Arguably the best argument Maserati has going for the Ghibli is their own reputation. We all know how many cars Maserati sells in a year in the US. This incredible scarcity, along with its Italian roots (borrowing brand equity from Ferrari), is in my opinion why Maserati has such a great public image. If you asked me before I learned of the Ghibli to describe Maserati cars, I would've called them expensive exotic Italian cars. While they’re not super high performance like Ferrari or Lambos, I would've likened to the Aston Martins and assumed they were priced similarly as well. Even though I live near NYC, and I drive a lot, I only see maybe 1-3 Maseratis a year. Seeing one was an event
But here’s the issue with having a car at base 65,000 with a pitiful list of standard features. That image of exclusivity, high-end Italian exotic car, unobtainable luxury… will disappear
… Sure you have it right now. But once it becomes more widely known that Maseratis are “only 65,000”, once you start seeing more and more of them on the road, once all the technical problems hits mainstream consciousness, this advantage will evaporate. Another member, rsm, posted a comment on another thread I thought was well-phrased: “For now we are partway through eating our cake and digesting the first few bites; for a fleeting moment we have it both ways... savor the cake my friend.”

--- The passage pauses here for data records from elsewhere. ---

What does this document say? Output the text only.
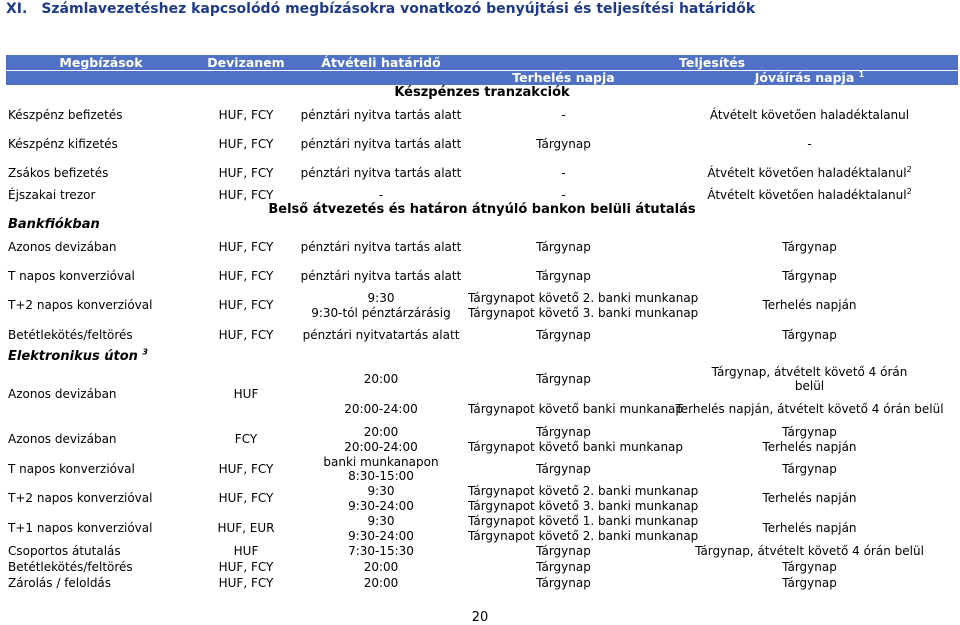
XI. Számlavezetéshez kapcsolódó megbízásokra vonatkozó benyújtási és teljesítési határidők
Megbízások	Devizanem	Átvételi határidő	Teljesítés	
			Terhelés napja	Jóváírás napja $^1$
Készpénzes tranzakciók				
Készpénz befizetés	HUF, FCY	pénztári nyitva tartás alatt	-	Átvételt követően haladéktalanul
Készpénz kifizetés	HUF, FCY	pénztári nyitva tartás alatt	Tárgynap	-
Zsákos befizetés	HUF, FCY	pénztári nyitva tartás alatt	-	Átvételt követően haladéktalanul$^2$
Éjszakai trezor	HUF, FCY	-	-	Átvételt követően haladéktalanul$^2$
Belső átvezetés és határon átnyúló bankon belüli átutalás				
Bankfiókban				
Azonos devizában	HUF, FCY	pénztári nyitva tartás alatt	Tárgynap	Tárgynap
T napos konverzióval	HUF, FCY	pénztári nyitva tartás alatt	Tárgynap	Tárgynap
T+2 napos konverzióval	HUF, FCY	9:30	Tárgynapot követő 2. banki munkanap	Terhelés napján
		9:30-tól pénztárzárásig	Tárgynapot követő 3. banki munkanap	
Betétlekötés/feltörés	HUF, FCY	pénztári nyitvatartás alatt	Tárgynap	Tárgynap
Elektronikus úton $^3$
Azonos devizában	HUF	20:00	Tárgynap	Tárgynap, átvételt követő 4 órán belül
		20:00-24:00	Tárgynapot követő banki munkanap	Terhelés napján, átvételt követő 4 órán belül
Azonos devizában	FCY	20:00	Tárgynap	Tárgynap
		20:00-24:00	Tárgynapot követő banki munkanap	Terhelés napján
T napos konverzióval	HUF, FCY	banki munkanapon 8:30-15:00	Tárgynap	Tárgynap
T+2 napos konverzióval	HUF, FCY	9:30	Tárgynapot követő 2. banki munkanap	Terhelés napján
		9:30-24:00	Tárgynapot követő 3. banki munkanap	
T+1 napos konverzióval	HUF, EUR	9:30	Tárgynapot követő 1. banki munkanap	Terhelés napján
		9:30-24:00	Tárgynapot követő 2. banki munkanap	
Csoportos átutalás	HUF	7:30-15:30	Tárgynap	Tárgynap, átvételt követő 4 órán belül
Betétlekötés/feltörés	HUF, FCY	20:00	Tárgynap	Tárgynap
Zárolás / feloldás	HUF, FCY	20:00	Tárgynap	Tárgynap
20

Savor the cake indeed. I wondered to myself if the impeccable Maserati brand image would outlast a 3 year lease. Lease the Maser, enjoy it while it lasts, return it right as the brand's veneer fades. After seeing the Super Bowl ad, I’m glad I didn't risk it. That ad only served to accelerate the knowledge that it’s “only 65,000”. And once poorly equipped base cars flood the road (the base doesn't even have bluetooth!), and start breaking down every other week. Well, it won’t be long then before Maserati gets a stupid acronym like Fiat or Ford does ("Fix it again Tony, ha ha ha....."). My neighbor got a Maserati, and someone down the street also has one. What was once an "event" to see a Maserati on the road is now quickly approaching ordinary. I saw a Ghibli the this week on the highway, I wondered what mechanical or electrical issues it has, maybe he was driving to his dealer to put it in for service.
I know I'll be very happy with my 650i. My dealer estimates I’ll get it in May. I ordered it with every option possible and also with Individual color options, moonstone metallic exterior and platinum upholstery with redwood trim and black alacantara headliner. While I won’t get the loud exhaust and the brand image, I will get a more powerful engine, a much more
reliable car, and more tech features than I can list. I also greatly prefer the 650's interior. Maserati’s greatest asset, its brand image, is fleeting. And in a few years, after the luster fades, I would've been left with an unreliable car with poor line acceleration and little in the way of modern tech and convenience features.
Well that’s all I have to say. I’m sure many of you are just aching to straighten me out. So, by all means, fire away. But this write-up isn't for those that already bought the car. I really do hope you're happy with your purchase, I mean you no ill will. This long-winded post is for those who are like how I was, blinded by the trident and in need of a cold shower.